AlgoVeri: Unmasking AI's Vericoding Challenges

Vericoding, the generation of formally verified code from precise specifications, promises reliable software development. Yet, a unified evaluation for this task has been elusive. Enter AlgoVeri, the benchmark aiming to standardize the testing of AI models across different languages like Dafny, Verus, and Lean.

Revealing Performance Gaps

AlgoVeri evaluates vericoding with 77 classical algorithms, setting identical functional contracts across languages. The results are telling. In Dafny, which allows high-level abstractions and leverages SMT automation, models like Gemini-3 Flash achieve a success rate of 40.3%. However, performance plummets in Verus to 24.7%, where more stringent memory constraints exist. In Lean, demanding explicit proof construction, the rate drops further to 7.8%.

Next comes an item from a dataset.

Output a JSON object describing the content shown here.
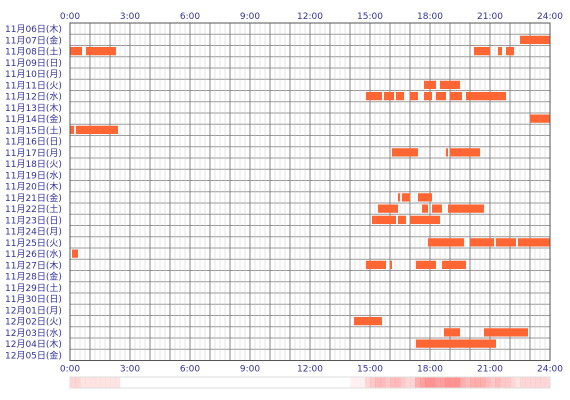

So, what does this disparity mean? The reality is, it highlights critical capability gaps in current verification systems. It's one thing to succeed in a high-level language. It's quite another when models face the rigorous demands of systems-level coding. The architecture matters more than the parameter count here.

Dissecting Compute Dynamics

Beyond raw numbers, AlgoVeri shows a stark difference in how models handle compute dynamics during tests. Gemini-3 excels through iterative repair, effectively tripling pass rates in Dafny. In contrast, GPT-OSS sees early saturation, unable to adapt past initial phases. This suggests some models possess a greater inherent flexibility, a trait invaluable for tackling complex verification tasks.

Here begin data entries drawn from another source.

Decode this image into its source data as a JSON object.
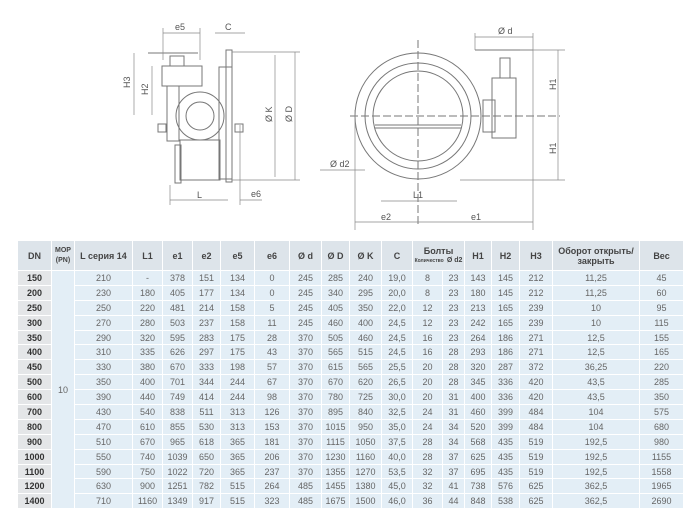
{
  "drawing": {
    "labels": {
      "e5": "e5",
      "C": "C",
      "H3": "H3",
      "H2": "H2",
      "OK": "Ø K",
      "OD": "Ø D",
      "L": "L",
      "e6": "e6",
      "Od": "Ø d",
      "H1a": "H1",
      "H1b": "H1",
      "Od2": "Ø d2",
      "L1": "L1",
      "e2": "e2",
      "e1": "e1"
    }
  },
  "table": {
    "headers": {
      "dn": "DN",
      "mop": "МОР (PN)",
      "l": "L серия 14",
      "l1": "L1",
      "e1": "e1",
      "e2": "e2",
      "e5": "e5",
      "e6": "e6",
      "od": "Ø d",
      "oD": "Ø D",
      "oK": "Ø K",
      "c": "C",
      "bolts": "Болты",
      "bolts_count": "Количество",
      "bolts_d2": "Ø d2",
      "h1": "H1",
      "h2": "H2",
      "h3": "H3",
      "turns": "Оборот открыть/закрыть",
      "weight": "Вес"
    },
    "mop_value": "10",
    "rows": [
      [
        "150",
        "210",
        "-",
        "378",
        "151",
        "134",
        "0",
        "245",
        "285",
        "240",
        "19,0",
        "8",
        "23",
        "143",
        "145",
        "212",
        "11,25",
        "45"
      ],
      [
        "200",
        "230",
        "180",
        "405",
        "177",
        "134",
        "0",
        "245",
        "340",
        "295",
        "20,0",
        "8",
        "23",
        "180",
        "145",
        "212",
        "11,25",
        "60"
      ],
      [
        "250",
        "250",
        "220",
        "481",
        "214",
        "158",
        "5",
        "245",
        "405",
        "350",
        "22,0",
        "12",
        "23",
        "213",
        "165",
        "239",
        "10",
        "95"
      ],
      [
        "300",
        "270",
        "280",
        "503",
        "237",
        "158",
        "11",
        "245",
        "460",
        "400",
        "24,5",
        "12",
        "23",
        "242",
        "165",
        "239",
        "10",
        "115"
      ],
      [
        "350",
        "290",
        "320",
        "595",
        "283",
        "175",
        "28",
        "370",
        "505",
        "460",
        "24,5",
        "16",
        "23",
        "264",
        "186",
        "271",
        "12,5",
        "155"
      ],
      [
        "400",
        "310",
        "335",
        "626",
        "297",
        "175",
        "43",
        "370",
        "565",
        "515",
        "24,5",
        "16",
        "28",
        "293",
        "186",
        "271",
        "12,5",
        "165"
      ],
      [
        "450",
        "330",
        "380",
        "670",
        "333",
        "198",
        "57",
        "370",
        "615",
        "565",
        "25,5",
        "20",
        "28",
        "320",
        "287",
        "372",
        "36,25",
        "220"
      ],
      [
        "500",
        "350",
        "400",
        "701",
        "344",
        "244",
        "67",
        "370",
        "670",
        "620",
        "26,5",
        "20",
        "28",
        "345",
        "336",
        "420",
        "43,5",
        "285"
      ],
      [
        "600",
        "390",
        "440",
        "749",
        "414",
        "244",
        "98",
        "370",
        "780",
        "725",
        "30,0",
        "20",
        "31",
        "400",
        "336",
        "420",
        "43,5",
        "350"
      ],
      [
        "700",
        "430",
        "540",
        "838",
        "511",
        "313",
        "126",
        "370",
        "895",
        "840",
        "32,5",
        "24",
        "31",
        "460",
        "399",
        "484",
        "104",
        "575"
      ],
      [
        "800",
        "470",
        "610",
        "855",
        "530",
        "313",
        "153",
        "370",
        "1015",
        "950",
        "35,0",
        "24",
        "34",
        "520",
        "399",
        "484",
        "104",
        "680"
      ],
      [
        "900",
        "510",
        "670",
        "965",
        "618",
        "365",
        "181",
        "370",
        "1115",
        "1050",
        "37,5",
        "28",
        "34",
        "568",
        "435",
        "519",
        "192,5",
        "980"
      ],
      [
        "1000",
        "550",
        "740",
        "1039",
        "650",
        "365",
        "206",
        "370",
        "1230",
        "1160",
        "40,0",
        "28",
        "37",
        "625",
        "435",
        "519",
        "192,5",
        "1155"
      ],
      [
        "1100",
        "590",
        "750",
        "1022",
        "720",
        "365",
        "237",
        "370",
        "1355",
        "1270",
        "53,5",
        "32",
        "37",
        "695",
        "435",
        "519",
        "192,5",
        "1558"
      ],
      [
        "1200",
        "630",
        "900",
        "1251",
        "782",
        "515",
        "264",
        "485",
        "1455",
        "1380",
        "45,0",
        "32",
        "41",
        "738",
        "576",
        "625",
        "362,5",
        "1965"
      ],
      [
        "1400",
        "710",
        "1160",
        "1349",
        "917",
        "515",
        "323",
        "485",
        "1675",
        "1500",
        "46,0",
        "36",
        "44",
        "848",
        "538",
        "625",
        "362,5",
        "2690"
      ]
    ]
  }
}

Are we overvaluing parameter counts over smarter architectural designs? The numbers tell a different story. These test-time dynamics suggest that AI's ability to adapt and refine during inference is essential.

Error Analysis: Language Design Matters

AlgoVeri's error analysis further exposes issues. Language design, it turns out, significantly affects the refinement trajectory. Dafny enables models to zero in on logical correctness, avoiding unnecessary detours. In contrast, Verus and Lean often trap models in loops of syntactic and semantic obstacles, hindering progress.

Here's what the benchmarks actually show: models must navigate an intricate balance between language-specific quirks and the broader goal of logical accuracy. It raises a pointed question: shouldn't we prioritize designing languages that make possible rather than hinder AI-driven vericoding?

In sum, AlgoVeri doesn't just offer a new benchmark. It challenges AI developers to rethink priorities. The architecture matters more than the parameter count. Stripping away marketing hype reveals the need for smarter, more adaptable AI systems that can tackle diverse coding environments.

To explore the data and evaluation tools, visit their repository on GitHub.